[MD] The reification issue completely misunderstood
Ham Priday
hampday1 at verizon.net
Fri Jun 10 22:16:43 PDT 2011
Good evening Mark and Joe --
Since we seem to be drawn into a three-way conversation on these topics, I
might as well try to kill two birds with one stone.
On 6/8/11 4:43 PM, "118" <ununoctiums at gmail.com> wrote:
> Hi Joe,
> The dynamic does not manifest, it IS.
IF "the dynamic" is what I call Absolute Essence, then this is probably the
single statement in your dialogue that I concur with. What "manifests" is
its Value, which you folks call "Quality". And Value is manifested by the
sensible agent (individual self) as a relational world of otherness.
On 6/9/11 at 4:27 PM, Joseph Maurer <jhmau at comcast.net> replied:
> I suppose there can be an unmanifest dynamic, but then
> how would I know?
>
> Words are useless in terms of the dynamic as you have
> correctly pointed out. If you take away words and the
> sense of other, you are left with DQ. This is where we
> live most of the time. It is only in a societal function that
> we live in sq.
Mark then responded:
> I don't agree with your view of view DQ. I prefer to leave it
> indefinable! In that way I don't have to compare it to words.
> I'm not clear on what you mean by a 'societal function'.

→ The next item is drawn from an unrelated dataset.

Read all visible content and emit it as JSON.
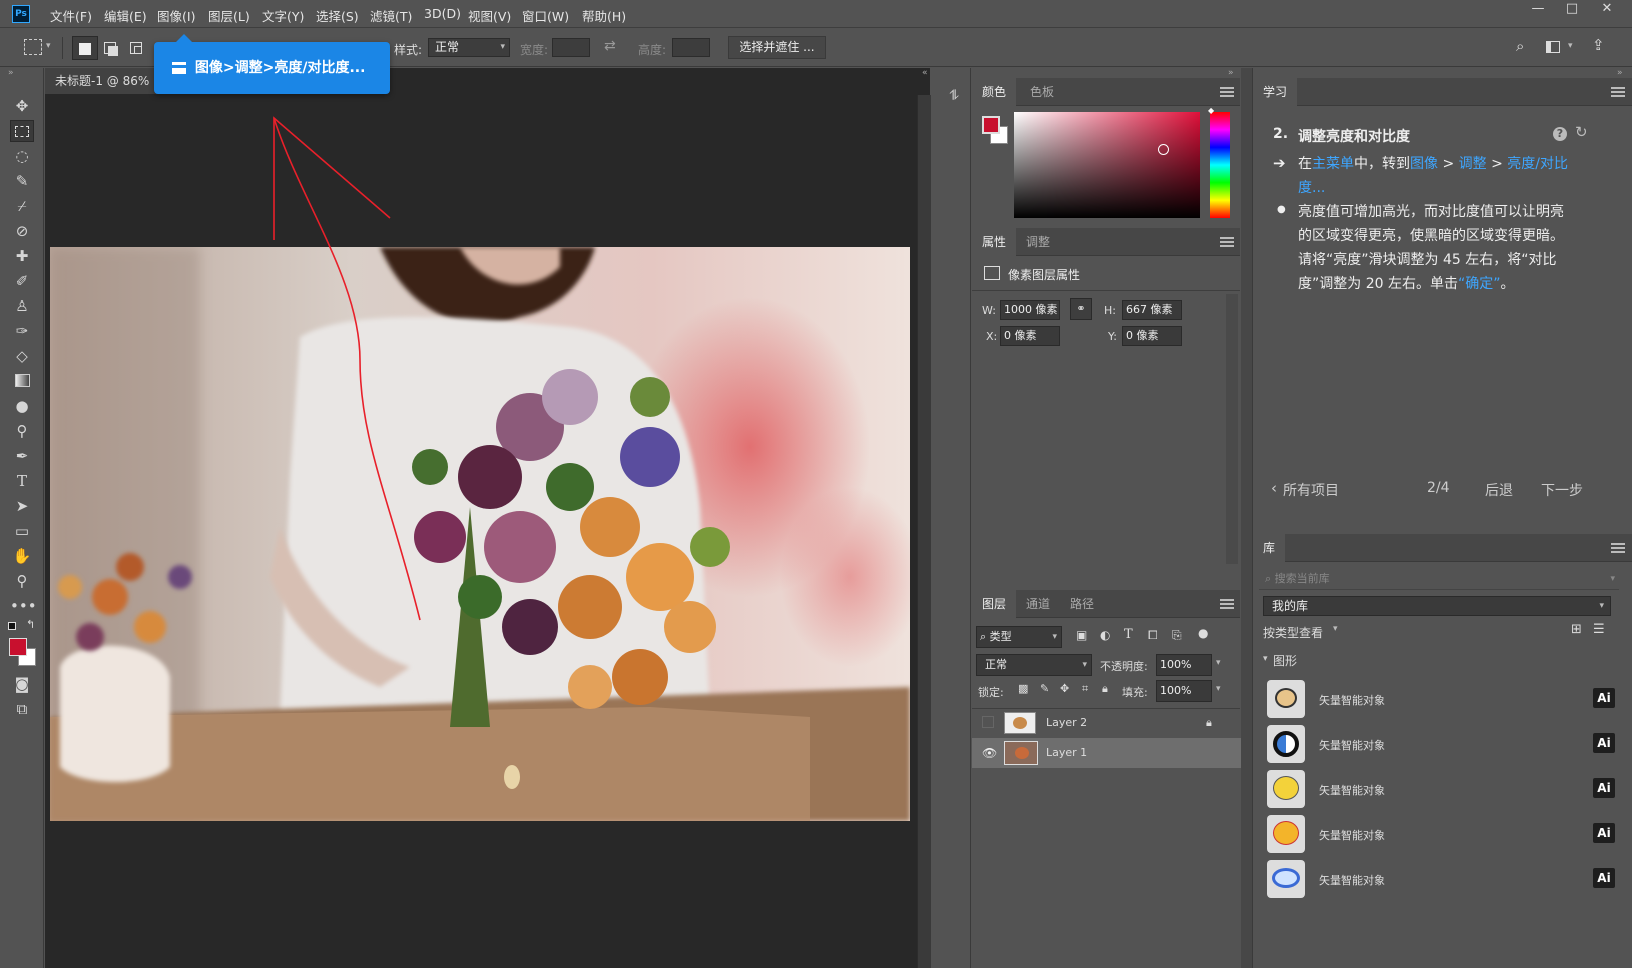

I'm not either. In fact, I don't understand Mark's assertion (below) that
"without the societal level, we do not have a concept of self.". I know
this reflects the MoQ view, and Mark explains the concept of self as
"comparing ourselves to another," but certainly I don't need another person,
much less a "societal level", to convince me that I am the knowing self of
my world. All "knowing" is proprietary to the self. I don't look at myself
as an object but as the cognizant subject of otherness. And so do you.
Mark continues:
> I called [DQ] ineffable since there are not enough words to
> describe it. Undefinable means something else to me, and is
> itself a definition (like ineffable). I do not like defining
> something as undefinable.
>
> In terms of the societal level, I am making use of the different
> levels in MoQ to explain much of our reality. Without the
> societal level, we do not have a concept of self. This is because
> we cannot compare ourselves to another. Words are used by
> the societal level to package thought in incomplete utterances
> which are then received by the listener. This is a form of
> static quality. Outside of the societal level, we live in dynamic
> quality.
Why do we need a societal level to give us a concept of selfness? Our
experience of inorganic objects tells us we are not stones or streams.
>From biological experience we learn that we're not worms, mice, or trees.
And as all experience is the appearance of otherness, only thoughts and
feelings give us the identity that defiines our conscious self.
While the biological level enables us to exist as beings, and society
supports our identity as human beings, cognizant sensibility is the essence
of our existence. For without it, there would be no other.